Enhancing Steering Estimation with Semantic-Aware GNNs
Fouad Makiyeh, Huy-Dung Nguyen, Patrick Chareyre, Ramin Hasani, Marc Blanchon, Daniela Rus
TL;DR
This work demonstrates that incorporating 3D spatial information substantially enhances steering estimation in autonomous driving. By systematically evaluating hybrid architectures that combine 3D representations (PointNet++ or Graph Neural Networks) with temporal models (LSTM or Neural Circuit Policies), and by extending to monocular 3D reconstructions via a unified encoder, the authors show that GNN-based hybrids achieve the best performance.
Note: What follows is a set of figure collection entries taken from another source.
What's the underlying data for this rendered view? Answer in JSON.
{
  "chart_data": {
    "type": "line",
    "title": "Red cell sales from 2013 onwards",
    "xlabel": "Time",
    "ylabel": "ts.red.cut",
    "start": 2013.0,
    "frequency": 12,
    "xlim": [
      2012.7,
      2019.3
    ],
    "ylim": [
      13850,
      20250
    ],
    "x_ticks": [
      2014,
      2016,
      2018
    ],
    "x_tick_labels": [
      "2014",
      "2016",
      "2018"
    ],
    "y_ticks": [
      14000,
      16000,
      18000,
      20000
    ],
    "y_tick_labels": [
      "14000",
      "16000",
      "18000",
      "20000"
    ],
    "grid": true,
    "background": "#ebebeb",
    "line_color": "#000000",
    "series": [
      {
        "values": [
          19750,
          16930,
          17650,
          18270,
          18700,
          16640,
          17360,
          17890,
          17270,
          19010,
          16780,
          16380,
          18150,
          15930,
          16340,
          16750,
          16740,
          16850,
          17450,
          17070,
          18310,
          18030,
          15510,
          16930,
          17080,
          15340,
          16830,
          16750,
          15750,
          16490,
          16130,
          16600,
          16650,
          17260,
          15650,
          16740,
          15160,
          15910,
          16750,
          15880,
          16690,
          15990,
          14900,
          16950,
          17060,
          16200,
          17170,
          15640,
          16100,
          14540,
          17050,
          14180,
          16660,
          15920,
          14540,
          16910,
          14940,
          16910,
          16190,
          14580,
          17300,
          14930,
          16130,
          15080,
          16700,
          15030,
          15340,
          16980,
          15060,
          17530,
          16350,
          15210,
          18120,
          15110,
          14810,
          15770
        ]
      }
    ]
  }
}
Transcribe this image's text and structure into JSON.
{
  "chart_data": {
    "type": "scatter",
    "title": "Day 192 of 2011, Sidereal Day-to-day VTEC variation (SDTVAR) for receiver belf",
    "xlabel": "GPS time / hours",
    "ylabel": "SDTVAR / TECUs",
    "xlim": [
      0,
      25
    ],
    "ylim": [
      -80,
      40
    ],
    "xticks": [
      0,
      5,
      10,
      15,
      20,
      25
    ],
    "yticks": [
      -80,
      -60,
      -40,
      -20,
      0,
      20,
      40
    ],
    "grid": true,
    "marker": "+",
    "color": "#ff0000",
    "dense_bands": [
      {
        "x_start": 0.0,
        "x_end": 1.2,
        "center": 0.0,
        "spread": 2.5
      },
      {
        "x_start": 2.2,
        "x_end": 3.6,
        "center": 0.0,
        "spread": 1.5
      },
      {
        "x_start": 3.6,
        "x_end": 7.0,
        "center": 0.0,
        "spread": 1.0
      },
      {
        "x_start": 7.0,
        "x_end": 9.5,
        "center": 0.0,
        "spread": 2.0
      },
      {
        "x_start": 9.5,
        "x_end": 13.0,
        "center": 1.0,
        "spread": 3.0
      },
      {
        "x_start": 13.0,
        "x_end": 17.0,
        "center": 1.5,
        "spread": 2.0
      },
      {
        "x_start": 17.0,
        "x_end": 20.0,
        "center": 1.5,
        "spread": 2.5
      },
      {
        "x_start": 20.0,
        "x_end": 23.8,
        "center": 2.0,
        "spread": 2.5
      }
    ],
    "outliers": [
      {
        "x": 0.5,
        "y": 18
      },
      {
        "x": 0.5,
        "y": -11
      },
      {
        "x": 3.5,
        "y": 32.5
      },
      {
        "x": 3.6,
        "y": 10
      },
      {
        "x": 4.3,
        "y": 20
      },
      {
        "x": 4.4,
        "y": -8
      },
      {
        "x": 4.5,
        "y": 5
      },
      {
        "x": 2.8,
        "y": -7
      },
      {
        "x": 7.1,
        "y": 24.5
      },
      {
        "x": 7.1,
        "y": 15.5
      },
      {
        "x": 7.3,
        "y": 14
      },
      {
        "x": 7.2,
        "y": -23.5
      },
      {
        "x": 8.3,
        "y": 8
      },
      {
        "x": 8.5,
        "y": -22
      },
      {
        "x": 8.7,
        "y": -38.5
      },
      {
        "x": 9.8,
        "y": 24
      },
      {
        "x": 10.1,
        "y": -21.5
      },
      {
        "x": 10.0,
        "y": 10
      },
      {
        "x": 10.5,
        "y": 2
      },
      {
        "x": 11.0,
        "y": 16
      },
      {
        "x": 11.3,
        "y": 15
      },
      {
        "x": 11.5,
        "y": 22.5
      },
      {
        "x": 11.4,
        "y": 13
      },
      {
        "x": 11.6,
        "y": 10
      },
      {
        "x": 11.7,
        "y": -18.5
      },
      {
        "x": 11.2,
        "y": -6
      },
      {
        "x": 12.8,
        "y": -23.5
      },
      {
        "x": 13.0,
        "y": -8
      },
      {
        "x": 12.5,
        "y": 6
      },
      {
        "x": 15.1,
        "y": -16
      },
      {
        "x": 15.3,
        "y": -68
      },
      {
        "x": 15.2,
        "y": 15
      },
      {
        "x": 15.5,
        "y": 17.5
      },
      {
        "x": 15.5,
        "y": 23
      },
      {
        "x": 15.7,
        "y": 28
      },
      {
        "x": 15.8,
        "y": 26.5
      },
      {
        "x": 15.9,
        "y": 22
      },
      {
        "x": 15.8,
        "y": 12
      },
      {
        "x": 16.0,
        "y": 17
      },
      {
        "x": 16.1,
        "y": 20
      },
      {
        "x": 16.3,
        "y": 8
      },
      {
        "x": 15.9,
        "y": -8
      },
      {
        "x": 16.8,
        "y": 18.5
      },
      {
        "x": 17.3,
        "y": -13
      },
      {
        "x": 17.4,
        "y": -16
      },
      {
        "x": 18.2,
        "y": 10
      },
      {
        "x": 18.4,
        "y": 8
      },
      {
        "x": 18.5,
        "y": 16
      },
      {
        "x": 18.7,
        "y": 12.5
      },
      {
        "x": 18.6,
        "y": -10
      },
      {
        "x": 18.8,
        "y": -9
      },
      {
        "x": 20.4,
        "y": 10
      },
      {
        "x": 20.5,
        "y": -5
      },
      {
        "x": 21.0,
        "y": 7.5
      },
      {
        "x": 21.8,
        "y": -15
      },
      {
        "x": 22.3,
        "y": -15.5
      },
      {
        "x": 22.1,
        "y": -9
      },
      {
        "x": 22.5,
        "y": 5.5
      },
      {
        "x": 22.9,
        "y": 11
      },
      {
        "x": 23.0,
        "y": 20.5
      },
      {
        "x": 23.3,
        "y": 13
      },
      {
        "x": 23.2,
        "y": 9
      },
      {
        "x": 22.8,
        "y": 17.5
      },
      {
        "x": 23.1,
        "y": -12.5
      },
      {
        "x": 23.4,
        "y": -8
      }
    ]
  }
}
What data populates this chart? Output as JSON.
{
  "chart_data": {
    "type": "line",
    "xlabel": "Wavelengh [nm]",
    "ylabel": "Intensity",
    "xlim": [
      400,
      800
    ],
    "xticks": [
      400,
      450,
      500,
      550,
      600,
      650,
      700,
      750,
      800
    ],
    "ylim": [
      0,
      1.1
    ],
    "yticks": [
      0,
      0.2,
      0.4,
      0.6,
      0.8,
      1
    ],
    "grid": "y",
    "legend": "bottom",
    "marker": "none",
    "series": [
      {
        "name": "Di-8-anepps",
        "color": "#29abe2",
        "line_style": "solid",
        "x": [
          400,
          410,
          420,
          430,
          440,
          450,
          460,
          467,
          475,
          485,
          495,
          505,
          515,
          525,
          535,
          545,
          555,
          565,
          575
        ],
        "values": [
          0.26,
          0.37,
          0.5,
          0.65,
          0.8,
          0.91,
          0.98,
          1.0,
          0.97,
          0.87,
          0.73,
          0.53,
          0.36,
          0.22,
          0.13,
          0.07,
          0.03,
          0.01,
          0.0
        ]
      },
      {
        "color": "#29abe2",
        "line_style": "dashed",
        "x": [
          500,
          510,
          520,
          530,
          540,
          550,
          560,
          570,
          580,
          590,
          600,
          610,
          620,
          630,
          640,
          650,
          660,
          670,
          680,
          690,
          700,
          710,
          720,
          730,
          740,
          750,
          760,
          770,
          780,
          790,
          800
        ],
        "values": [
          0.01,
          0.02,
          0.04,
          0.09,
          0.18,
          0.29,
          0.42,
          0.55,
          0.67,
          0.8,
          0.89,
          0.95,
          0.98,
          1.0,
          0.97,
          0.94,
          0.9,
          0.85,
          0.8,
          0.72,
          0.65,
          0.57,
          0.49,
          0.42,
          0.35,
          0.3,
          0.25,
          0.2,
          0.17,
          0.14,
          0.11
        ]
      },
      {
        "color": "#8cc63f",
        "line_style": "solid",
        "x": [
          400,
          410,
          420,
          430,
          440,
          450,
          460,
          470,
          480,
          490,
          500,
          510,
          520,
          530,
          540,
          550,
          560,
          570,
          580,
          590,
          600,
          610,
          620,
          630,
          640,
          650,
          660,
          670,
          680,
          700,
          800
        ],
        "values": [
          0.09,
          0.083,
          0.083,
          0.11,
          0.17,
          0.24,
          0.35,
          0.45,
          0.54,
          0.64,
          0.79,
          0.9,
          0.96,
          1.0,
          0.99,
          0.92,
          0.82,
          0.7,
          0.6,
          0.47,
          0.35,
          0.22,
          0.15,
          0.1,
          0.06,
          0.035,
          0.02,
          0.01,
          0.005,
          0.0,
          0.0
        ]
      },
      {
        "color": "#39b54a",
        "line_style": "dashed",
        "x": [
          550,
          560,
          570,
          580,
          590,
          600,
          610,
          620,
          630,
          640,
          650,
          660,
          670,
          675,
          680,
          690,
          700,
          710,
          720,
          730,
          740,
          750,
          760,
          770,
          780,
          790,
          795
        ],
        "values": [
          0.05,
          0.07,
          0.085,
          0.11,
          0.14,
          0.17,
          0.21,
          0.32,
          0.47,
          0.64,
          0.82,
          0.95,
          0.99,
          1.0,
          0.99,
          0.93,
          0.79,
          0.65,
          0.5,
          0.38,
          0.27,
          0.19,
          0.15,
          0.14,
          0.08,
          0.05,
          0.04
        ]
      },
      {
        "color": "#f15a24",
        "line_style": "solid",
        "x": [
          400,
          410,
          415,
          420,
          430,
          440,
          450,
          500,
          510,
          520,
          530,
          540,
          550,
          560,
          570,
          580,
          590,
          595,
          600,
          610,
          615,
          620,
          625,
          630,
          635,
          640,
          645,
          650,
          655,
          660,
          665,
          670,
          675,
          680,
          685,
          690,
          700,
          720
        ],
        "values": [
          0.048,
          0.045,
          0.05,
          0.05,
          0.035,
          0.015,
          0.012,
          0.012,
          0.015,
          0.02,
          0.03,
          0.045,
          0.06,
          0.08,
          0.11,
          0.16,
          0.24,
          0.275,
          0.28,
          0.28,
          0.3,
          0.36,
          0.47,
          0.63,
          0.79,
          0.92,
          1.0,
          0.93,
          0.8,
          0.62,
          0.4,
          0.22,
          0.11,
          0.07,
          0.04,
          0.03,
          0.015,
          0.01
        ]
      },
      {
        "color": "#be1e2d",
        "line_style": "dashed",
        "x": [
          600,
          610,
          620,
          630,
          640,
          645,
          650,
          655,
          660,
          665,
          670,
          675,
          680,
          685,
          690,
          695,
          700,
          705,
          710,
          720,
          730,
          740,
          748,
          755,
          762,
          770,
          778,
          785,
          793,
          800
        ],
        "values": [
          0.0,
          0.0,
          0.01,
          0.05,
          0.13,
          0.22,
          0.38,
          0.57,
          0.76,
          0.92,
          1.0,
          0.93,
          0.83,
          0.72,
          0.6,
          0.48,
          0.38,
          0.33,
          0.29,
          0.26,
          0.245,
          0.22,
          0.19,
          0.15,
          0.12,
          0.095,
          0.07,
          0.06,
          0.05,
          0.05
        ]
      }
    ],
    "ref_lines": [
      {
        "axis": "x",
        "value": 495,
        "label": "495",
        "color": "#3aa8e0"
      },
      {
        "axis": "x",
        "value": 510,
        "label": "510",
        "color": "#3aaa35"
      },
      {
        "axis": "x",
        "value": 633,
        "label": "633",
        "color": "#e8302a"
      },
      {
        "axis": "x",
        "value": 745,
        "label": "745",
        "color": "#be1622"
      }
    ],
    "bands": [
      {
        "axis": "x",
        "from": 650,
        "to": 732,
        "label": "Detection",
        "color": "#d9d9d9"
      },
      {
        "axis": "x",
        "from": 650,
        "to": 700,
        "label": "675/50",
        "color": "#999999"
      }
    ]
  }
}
They further improve efficiency by semantic-aware graph pruning and validate that monocularly derived pseudo-3D point clouds can match or exceed LiDAR-based performance, achieving a 71% improvement over 2D baselines on KITTI. The approach also enables trajectory/path estimation, demonstrating practical benefits for cost-effective, robust 3D perception in real-world driving scenarios.
Abstract
Steering estimation is a critical task in autonomous driving, traditionally relying on 2D image-based models. In this work, we explore the advantages of incorporating 3D spatial information through hybrid architectures that combine 3D neural network models with recurrent neural networks (RNNs) for temporal modeling, using LiDAR-based point clouds as input. We systematically evaluate four hybrid 3D models, all of which outperform the 2D-only baseline, with the Graph Neural Network (GNN) - RNN model yielding the best results. To reduce reliance on LiDAR, we leverage a pretrained unified model to estimate depth from monocular images, reconstructing pseudo-3D point clouds. We then adapt the GNN-RNN model, originally designed for LiDAR-based point clouds, to work with these pseudo-3D representations, achieving comparable or even superior performance compared to the LiDAR-based model. Additionally, the unified model provides semantic labels for each point, enabling a more structured scene representation. To further optimize graph construction, we introduce an efficient connectivity strategy where connections are predominantly formed between points of the same semantic class, with only 20\% of inter-class connections retained. This targeted approach reduces graph complexity and computational cost while preserving critical spatial relationships. Finally, we validate our approach on the KITTI dataset, achieving a 71% improvement over 2D-only models. Our findings highlight the advantages of 3D spatial information and efficient graph construction for steering estimation, while maintaining the cost-effectiveness of monocular images and avoiding the expense of LiDAR-based systems.